Sushen Ghosh’s sculptures and some of his drawings have the rhythm and lyricism of unfolding forms, much like the unfurling of hand-held fans and the unravelling of a raga. These works bring to mind Marcel Duchamp’s Nude Descending a Staircase whose aim, the Modern master had said, was “a static representation of movement.” Ghosh’s untitled 1994 lithograph of a running human being also refers to the Duchamp painting.

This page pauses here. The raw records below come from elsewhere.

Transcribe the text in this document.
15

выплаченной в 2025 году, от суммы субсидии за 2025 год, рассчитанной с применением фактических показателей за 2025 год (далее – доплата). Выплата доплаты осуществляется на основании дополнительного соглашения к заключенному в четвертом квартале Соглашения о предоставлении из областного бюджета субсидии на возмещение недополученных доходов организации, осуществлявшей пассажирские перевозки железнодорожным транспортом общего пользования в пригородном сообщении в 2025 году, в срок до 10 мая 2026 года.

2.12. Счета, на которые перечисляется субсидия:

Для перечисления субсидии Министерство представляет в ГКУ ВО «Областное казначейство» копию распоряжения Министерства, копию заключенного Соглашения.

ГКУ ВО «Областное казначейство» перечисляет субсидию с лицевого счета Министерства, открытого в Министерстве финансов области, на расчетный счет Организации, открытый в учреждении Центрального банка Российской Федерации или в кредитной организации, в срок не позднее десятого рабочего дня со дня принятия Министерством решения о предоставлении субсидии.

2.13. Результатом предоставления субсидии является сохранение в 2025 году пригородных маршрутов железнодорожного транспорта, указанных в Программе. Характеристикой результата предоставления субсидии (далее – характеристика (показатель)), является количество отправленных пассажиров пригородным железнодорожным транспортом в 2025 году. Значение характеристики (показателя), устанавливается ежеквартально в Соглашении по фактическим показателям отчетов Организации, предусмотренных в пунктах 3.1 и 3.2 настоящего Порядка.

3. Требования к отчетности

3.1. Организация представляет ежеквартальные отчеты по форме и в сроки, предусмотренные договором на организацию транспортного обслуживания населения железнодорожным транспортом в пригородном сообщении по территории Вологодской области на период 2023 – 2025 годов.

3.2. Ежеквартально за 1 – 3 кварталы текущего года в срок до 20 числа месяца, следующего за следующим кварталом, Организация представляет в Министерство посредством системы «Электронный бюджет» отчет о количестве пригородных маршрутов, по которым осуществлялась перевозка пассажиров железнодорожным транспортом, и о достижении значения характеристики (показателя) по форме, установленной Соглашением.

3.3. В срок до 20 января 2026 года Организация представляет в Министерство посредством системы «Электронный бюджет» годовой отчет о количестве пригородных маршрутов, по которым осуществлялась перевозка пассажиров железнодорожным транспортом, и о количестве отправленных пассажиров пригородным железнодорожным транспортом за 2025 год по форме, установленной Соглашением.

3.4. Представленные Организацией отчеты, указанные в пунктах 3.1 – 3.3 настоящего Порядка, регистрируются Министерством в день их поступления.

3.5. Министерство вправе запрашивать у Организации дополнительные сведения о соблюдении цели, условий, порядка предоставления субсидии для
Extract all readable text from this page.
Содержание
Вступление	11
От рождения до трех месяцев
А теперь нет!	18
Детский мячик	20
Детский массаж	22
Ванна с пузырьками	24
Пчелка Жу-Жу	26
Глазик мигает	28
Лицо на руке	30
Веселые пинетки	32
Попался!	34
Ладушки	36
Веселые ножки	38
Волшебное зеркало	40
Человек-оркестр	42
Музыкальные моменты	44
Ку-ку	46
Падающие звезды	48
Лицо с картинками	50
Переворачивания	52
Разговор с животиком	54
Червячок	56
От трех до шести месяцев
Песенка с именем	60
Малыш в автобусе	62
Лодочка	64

Ghosh, who was born in 1940 in Silchar, Assam, died in April this year. He was a rare, albeit unsung, artist who emerged from Santiniketan at a time when his mentors were masters like Ramkinkar Baij and Benode Behari Mukherjee. So Galerie 88’s exhibition, Lyric, Still: Sculptures by Sushen Ghosh (October 7-November 30), was a well-deserved and timely tribute. After completing his studies, Ghosh joined the department of sculpture at his alma mater as a teacher. In 1969, long before it became famous as the incubator of talents like Damien Hirst, Ghosh studied art at Goldsmiths, London, on a British Council scholarship. Trained to play the flute early in his life, he had already been introduced to the measures of Indian classical music. In London, his direct encounter with the original works of Modernist masters like Henri Matisse, Paul Klee, Paul Cézanne, Constantin Brâncusi, Amedeo Modigliani and the Bauhaus artists quickened his imagination. It was here that the abstract principles of mathematics and geometry first began to mould his sculptures.
His austere, pen-and-ink drawings of the sculptures of dancers and musicians at Konark and the terracotta friezes of Bishnupur, dating back to 1975, capture the kinetic energy of the figures shorn of all frills and ornamentation. In the 1960s, he was obviously under the spell of Ramkinkar Baij and the small, but powerful, bronze sculpture of the man with raised arms (picture, left), his disproportionately large barrel chest swelling up as if with some upsurge of emotion, is typical of that period. Like his mentors, Ghosh was deeply influenced by the natural beauty of Santiniketan’s environment and the date palm with its ‘vertical, cylindrical and columnar trunk of the same girth all the way up’ is a recurrent motif in his drawings and sculptures. Shorn of the frond, the solitary trunk manifested as a monumental outdoor sculpture in Santiniketan. Ghosh’s interest in abstraction was quite evident from the tubular forms in bronzes and terracottas of the 1980s.
The cadence of his work becomes markedly different in the new millennium. His severe, yet elegant, pen-and-ink drawings inspired by geometric forms have the shape-shifting, playful quality of kaleidoscopes (picture, right). The complex, often labyrinthine, forms of Hindustani classical compositions are at the back of his mind while sketching these. They may have been executed on small sheets of paper but, their slight measurements notwithstanding, they often give the impression of monumentality. Even his small sculptures have the aloofness and the dignity of monoliths.
The simplest of forms reflecting the shapes and the structures of everyday objects, such as earthenware pots for storing jaggery, slats of windows and the lotus bloom, are deconstructed and arranged on the floor in an ascending and descending order as if they were complex musical compositions. This is what Ghosh described as “evolution and reverse evolution”. As Sushen Ghosh had said in an interview: “It is as if a pebble has been cast in a still pool and ripples have started to form”.